Les indemnités sont financées par les cotisations et les crédits publics. Les cotisations doivent couvrir au moins 35 % des dépenses d’indemnisation ; l’État ou l’Union européenne, via le Feader (Fonds européen agricole pour le développement rural) remboursent jusqu’à 65 % de ces dépenses. Les agriculteurs affiliés au FMSE s’engagent à faciliter les opérations de surveillance aux personnes qui en sont chargées. Ils participent, lorsque c’est possible, à la mise en place et au fonctionnement des réseaux d’épidémio-surveillance et des systèmes d’alerte et de prévision. Lorsque la surveillance n’est pas assurée par les services de l’État, ils participent à son financement.
Fredon Auvergne-Rhône-Alpes
Pour en savoir plus, rapprochez-vous de votre OVS végétal et section d’OVS : Fredon Aura : Catherine Prave 04 74 86 40 68.
Nouveau classement pour les campagnols
Les campagnols nuisibles aux cultures (campagnol terrestre, des champs et provençal) n’ont pas été retenus dans la liste des organismes nuisibles réglementés au titre du règlement européen 2016/2031 relatif à la santé des végétaux qui est entré en vigueur au 14 décembre 2019.

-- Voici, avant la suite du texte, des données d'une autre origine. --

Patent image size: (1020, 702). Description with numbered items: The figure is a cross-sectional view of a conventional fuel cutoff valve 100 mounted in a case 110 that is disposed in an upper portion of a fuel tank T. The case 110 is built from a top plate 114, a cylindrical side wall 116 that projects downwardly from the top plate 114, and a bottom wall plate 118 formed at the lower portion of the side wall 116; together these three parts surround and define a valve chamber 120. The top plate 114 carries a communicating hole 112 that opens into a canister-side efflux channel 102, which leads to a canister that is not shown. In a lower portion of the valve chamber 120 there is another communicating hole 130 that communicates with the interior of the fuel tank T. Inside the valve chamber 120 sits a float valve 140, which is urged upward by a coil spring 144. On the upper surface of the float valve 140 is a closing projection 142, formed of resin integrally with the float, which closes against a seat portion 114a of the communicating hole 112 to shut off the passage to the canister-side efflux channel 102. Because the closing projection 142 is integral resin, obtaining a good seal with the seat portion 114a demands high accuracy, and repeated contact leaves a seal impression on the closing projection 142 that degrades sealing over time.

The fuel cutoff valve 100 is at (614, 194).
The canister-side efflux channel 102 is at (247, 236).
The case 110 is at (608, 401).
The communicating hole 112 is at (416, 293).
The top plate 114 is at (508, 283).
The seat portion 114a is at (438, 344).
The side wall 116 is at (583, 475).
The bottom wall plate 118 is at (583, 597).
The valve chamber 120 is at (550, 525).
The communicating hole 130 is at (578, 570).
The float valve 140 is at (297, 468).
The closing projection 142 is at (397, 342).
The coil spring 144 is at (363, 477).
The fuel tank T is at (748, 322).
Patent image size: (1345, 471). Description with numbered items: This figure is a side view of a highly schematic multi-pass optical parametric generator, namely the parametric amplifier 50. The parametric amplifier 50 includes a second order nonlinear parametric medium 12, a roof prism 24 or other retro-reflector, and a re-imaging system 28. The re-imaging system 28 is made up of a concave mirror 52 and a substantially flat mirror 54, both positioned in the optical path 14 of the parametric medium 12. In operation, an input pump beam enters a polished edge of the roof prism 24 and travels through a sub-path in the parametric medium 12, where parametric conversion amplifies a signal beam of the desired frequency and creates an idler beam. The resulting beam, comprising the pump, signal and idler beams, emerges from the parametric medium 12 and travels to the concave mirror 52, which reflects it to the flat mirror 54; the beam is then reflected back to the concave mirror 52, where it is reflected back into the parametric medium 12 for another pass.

Au regard des impacts sanitaires et économiques importants qu’ils peuvent engendrer en période de pullulation, l’État français, par arrêté du 16 avril 2020 portant établissement des listes d’organismes nuisibles au titre 6o de l’article L. 2513 du Code rural et de la pêche maritime, a classé sept espèces comme organismes nuisibles. Parmi celles-ci, se trouvent le campagnol terrestre (Arvicola amphibius ; compris terrestris), le campagnol des champs (Microtus arvalis) et le campagnol provençal (Microtus duodecimcostatus). Cet arrêté permet de rendre obligatoire, par arrêté préfectoral, la surveillance, la prévention et la lutte contre ces organismes nuisibles. Dans un but de lutte collective, quatre arrêtés obligent à mettre en œuvre des mesures de prévention, de surveillance et de lutte sur les départements de l’Ardèche, du Cantal, de la Haute-Loire et du Puy-de-Dôme.
Nouvelle application mobile de surveillance : Arvicola-Obs
Il est aujourd’hui techniquement possible d’informer rapidement un ensemble d’agriculteurs en temps réel, pour leur permettre de mettre en œuvre des moyens de lutte adaptés à leur situation. Un technicien ou un agriculteur va observer une zone définie. Il fait remonter ses informations à une base de données à l’aide d’une application nommée Arvicola-Obs.
Un serveur de données couplé à un système d’information géographique (SIG) permet de réaliser l’analyse des séries temporelles de données de surveillance qui seront produites sous forme de cartes. Ces cartes sont diffusées par des messages techniques dans des BSV (Bulletin Santé du Végétal), ou des messages d’alerte ciblés, des articles de presse.